The Fountainhead (1949)

I’ve just watched the 1949 movie adaptation of Ayn Rand’s The Fountainhead, directed by King Vidor.  When Warner Brothers employed Rand to write the screenplay for the film they rather naïvely gave her complete creative control. Her contract stated that not one line of her dialogue could be altered. Perhaps they assumed that she would not make an issue of it if changes had to be made. If they thought that they were very mistaken indeed. Rand held them to the letter of her contract. As a result the movie is extraordinarily faithful to the spirit of the book. It presents Rand’s ideas in a very uncompromising manner.

I had read the book not that long before seeing the film. It’s the only book of hers that I’ve read so I can only judge her on the basis of that one book. The problem with Rand is that almost everybody (even those who have never read her) have incredibly strong feelings about her philosophy, either for or against. I don’t actually want to talk about her philosophy. I want to consider her purely as a social critic, and I happen to think that in that role she was remarkably perceptive and prescient.

For those who haven’t read the book it’s the story of two architects. Peter Keating is a third-rate architect but his great strength is that he has no opinions of his own. As he himself admits, he’s never had an original thought in his life. He simply copies whatever happens to be popular and fashionable. As a result he becomes very successful indeed.

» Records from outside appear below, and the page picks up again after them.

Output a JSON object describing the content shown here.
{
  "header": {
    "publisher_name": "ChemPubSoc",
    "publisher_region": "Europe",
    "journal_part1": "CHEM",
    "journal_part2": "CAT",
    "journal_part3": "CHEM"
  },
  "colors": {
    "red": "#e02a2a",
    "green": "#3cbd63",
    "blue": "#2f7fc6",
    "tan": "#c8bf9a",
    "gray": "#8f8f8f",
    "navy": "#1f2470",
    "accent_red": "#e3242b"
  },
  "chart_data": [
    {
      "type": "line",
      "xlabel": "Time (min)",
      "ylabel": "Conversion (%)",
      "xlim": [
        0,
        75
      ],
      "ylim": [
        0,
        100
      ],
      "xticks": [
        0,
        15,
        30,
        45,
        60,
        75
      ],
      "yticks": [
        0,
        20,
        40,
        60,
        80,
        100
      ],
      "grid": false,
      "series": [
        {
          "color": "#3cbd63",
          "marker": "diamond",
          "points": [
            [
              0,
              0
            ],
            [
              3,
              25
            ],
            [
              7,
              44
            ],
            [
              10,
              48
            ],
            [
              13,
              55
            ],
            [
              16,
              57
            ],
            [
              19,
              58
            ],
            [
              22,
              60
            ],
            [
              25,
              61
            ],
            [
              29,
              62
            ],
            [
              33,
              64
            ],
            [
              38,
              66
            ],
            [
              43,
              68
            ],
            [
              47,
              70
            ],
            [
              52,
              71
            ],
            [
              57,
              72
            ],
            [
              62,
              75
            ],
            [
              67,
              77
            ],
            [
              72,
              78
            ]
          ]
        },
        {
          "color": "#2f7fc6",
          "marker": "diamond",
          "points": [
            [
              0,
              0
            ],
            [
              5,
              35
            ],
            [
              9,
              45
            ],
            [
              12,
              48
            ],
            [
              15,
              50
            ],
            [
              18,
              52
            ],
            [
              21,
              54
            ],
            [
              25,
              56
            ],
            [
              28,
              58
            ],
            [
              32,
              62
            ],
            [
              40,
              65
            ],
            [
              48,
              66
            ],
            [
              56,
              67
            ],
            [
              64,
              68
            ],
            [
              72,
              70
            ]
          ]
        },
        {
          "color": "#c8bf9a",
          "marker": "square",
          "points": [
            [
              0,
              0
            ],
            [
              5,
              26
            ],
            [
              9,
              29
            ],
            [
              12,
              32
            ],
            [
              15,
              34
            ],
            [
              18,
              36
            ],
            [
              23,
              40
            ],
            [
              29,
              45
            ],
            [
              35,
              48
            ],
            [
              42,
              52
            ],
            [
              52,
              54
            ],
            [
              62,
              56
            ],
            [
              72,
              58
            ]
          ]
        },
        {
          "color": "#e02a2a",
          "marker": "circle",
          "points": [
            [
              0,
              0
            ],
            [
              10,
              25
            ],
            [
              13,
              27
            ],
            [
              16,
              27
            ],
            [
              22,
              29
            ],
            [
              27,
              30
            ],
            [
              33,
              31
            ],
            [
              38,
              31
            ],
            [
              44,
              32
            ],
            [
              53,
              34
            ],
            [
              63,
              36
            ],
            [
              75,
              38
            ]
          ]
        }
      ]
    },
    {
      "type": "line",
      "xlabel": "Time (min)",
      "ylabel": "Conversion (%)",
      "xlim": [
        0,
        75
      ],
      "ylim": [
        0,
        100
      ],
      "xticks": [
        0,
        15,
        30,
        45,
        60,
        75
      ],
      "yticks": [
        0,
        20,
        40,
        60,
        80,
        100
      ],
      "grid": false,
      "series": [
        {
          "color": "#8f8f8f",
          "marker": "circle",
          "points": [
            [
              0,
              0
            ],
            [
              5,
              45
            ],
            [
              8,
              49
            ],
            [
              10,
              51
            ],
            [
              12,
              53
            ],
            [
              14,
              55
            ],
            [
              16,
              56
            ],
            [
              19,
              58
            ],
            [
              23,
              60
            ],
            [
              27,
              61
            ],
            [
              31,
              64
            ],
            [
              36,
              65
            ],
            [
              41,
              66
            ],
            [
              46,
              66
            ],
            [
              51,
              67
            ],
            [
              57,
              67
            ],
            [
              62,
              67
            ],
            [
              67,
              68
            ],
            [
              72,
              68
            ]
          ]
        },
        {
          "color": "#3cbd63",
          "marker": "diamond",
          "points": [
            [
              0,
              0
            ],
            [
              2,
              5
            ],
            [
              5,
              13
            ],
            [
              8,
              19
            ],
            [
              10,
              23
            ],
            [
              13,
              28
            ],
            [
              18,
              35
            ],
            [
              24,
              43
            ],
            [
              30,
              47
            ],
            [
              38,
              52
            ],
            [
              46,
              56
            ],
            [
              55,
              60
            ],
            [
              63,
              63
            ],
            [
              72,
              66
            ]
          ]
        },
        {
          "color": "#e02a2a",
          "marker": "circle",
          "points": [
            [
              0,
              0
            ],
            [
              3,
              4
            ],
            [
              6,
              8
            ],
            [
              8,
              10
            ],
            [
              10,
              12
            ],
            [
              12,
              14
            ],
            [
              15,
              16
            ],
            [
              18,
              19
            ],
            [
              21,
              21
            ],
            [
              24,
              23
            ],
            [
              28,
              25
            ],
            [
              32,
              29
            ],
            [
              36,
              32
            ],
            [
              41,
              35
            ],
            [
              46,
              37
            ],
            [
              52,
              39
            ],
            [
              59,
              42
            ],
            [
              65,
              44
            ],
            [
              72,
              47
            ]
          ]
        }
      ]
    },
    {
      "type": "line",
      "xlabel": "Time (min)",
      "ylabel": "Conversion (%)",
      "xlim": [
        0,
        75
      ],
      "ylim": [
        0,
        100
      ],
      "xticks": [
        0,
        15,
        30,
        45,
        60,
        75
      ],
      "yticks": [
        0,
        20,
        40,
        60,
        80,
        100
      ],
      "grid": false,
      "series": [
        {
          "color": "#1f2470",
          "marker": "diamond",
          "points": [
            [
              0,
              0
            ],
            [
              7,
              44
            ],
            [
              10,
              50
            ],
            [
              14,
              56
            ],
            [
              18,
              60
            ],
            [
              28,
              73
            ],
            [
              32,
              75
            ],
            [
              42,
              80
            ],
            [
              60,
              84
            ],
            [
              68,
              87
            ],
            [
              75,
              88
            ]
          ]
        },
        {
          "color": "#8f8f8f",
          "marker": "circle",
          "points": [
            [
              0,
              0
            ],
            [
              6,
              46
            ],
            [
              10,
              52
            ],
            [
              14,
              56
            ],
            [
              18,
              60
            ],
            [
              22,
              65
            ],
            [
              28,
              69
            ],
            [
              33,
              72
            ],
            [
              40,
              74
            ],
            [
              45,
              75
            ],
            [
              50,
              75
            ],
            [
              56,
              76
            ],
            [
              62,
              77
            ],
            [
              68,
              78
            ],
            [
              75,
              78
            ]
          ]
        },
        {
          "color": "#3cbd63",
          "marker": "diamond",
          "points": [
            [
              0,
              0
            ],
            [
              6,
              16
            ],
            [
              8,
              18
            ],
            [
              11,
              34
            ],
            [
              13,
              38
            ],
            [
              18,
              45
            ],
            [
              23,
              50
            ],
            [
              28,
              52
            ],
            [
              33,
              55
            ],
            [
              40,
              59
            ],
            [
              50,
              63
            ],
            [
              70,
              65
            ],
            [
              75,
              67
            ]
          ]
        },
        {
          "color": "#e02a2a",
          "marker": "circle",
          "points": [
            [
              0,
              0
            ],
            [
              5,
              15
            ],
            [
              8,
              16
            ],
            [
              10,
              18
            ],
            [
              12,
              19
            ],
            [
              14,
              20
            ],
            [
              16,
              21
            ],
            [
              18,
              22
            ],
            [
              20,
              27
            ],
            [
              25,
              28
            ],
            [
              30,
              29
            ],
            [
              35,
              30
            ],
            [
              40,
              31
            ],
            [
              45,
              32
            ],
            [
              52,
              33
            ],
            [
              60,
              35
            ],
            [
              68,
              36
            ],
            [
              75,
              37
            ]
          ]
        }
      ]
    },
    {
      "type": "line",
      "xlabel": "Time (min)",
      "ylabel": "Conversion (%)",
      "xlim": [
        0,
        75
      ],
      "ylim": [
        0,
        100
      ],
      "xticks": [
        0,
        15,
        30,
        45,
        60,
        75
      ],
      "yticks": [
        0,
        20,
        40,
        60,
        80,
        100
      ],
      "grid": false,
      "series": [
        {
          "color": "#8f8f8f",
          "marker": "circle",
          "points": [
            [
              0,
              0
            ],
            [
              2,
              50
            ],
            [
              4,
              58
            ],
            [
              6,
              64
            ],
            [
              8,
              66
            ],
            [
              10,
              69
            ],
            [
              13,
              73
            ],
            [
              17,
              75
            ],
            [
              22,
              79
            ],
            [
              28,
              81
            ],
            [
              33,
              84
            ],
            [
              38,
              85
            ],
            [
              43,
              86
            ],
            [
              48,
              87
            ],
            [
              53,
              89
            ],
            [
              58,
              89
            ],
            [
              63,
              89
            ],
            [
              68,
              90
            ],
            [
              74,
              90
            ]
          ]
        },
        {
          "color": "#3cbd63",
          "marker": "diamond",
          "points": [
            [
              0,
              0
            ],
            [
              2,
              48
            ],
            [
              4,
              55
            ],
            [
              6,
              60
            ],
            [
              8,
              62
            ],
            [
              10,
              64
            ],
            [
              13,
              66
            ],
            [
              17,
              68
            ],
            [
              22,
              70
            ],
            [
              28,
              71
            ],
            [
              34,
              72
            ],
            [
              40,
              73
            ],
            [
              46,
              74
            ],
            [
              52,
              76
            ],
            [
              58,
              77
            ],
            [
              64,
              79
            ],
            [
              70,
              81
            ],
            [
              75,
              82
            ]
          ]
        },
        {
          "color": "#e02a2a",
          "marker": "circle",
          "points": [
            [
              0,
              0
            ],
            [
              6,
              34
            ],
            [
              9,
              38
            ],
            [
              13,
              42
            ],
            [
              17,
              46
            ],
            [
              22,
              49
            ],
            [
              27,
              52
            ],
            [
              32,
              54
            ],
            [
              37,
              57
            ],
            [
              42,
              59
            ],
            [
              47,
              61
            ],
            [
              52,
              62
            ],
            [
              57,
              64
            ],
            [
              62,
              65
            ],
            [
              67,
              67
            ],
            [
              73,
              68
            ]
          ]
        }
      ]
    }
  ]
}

Howard Roark (the hero of the book) is a very different sort of man. He stubbornly insists on going his own way, refusing to compromise his vision in any way. If nobody wants to employ him as an architect, if nobody wants to build the buildings he designs, it makes no difference to him. He will not alter a design to please a client. He thinks for himself and he has no interest in what other people think. As a result he has virtually no clients and is forced to take a job as a labourer in a quarry.

Rand understood very clearly that the odds are heavily stacked in favour of the Peter Keatings of this world. It is very much easier to be a Peter Keating than it is to be a Howard Roark. Being a Peter Keating means you’re guaranteed of safety and security, and of social approval. Rand also understood that not only are most people terrified of the idea of thinking for themselves; they hate and fear anyone who does think for himself.

The other key character in both book and film is Ellsworth Toohey, a columnist on a popular newspaper, The New York Banner. Toohey is a type that has become very familiar to us. He’s a textbook cultural Marxist. He espouses equality, and he believes that the best way to achieve equality is to grind down anyone who is exceptional in any way. But as is the case with all cultural Marxists, what Toohey really believes in is power. Toohey has spent years creating a power base for himself within the Banner, slowly and surreptitiously infiltrating the paper with his own supporters. No-one, least of all the paper’s owner Gail Wynant, has noticed this happening. Now it’s Toohey who is in control.

This is a remarkable prediction of the methods of cultural Marxism, of their “long march through the culture.” And Rand seems to have recognised the danger this represented before anyone else did.

The sad history of the past few decades - the triumph of cultural Marxism, the fact that most people would happily embrace politically correct group-think, would not have surprised Rand at all. Nor would she have been surprised by the craven and grovelling manner in which big business has caved in to every demand by the Cultural Left - she predicted this as well in The Fountainhead, in the fearful acquiescing to “public opinion” of the various boards of directors who reject Howard Roark’s designs.

I’m not a follower of Rand, but there’s no question she was farsighted and provocative. The Fountainhead is worth reading, and the movie is worth seeing.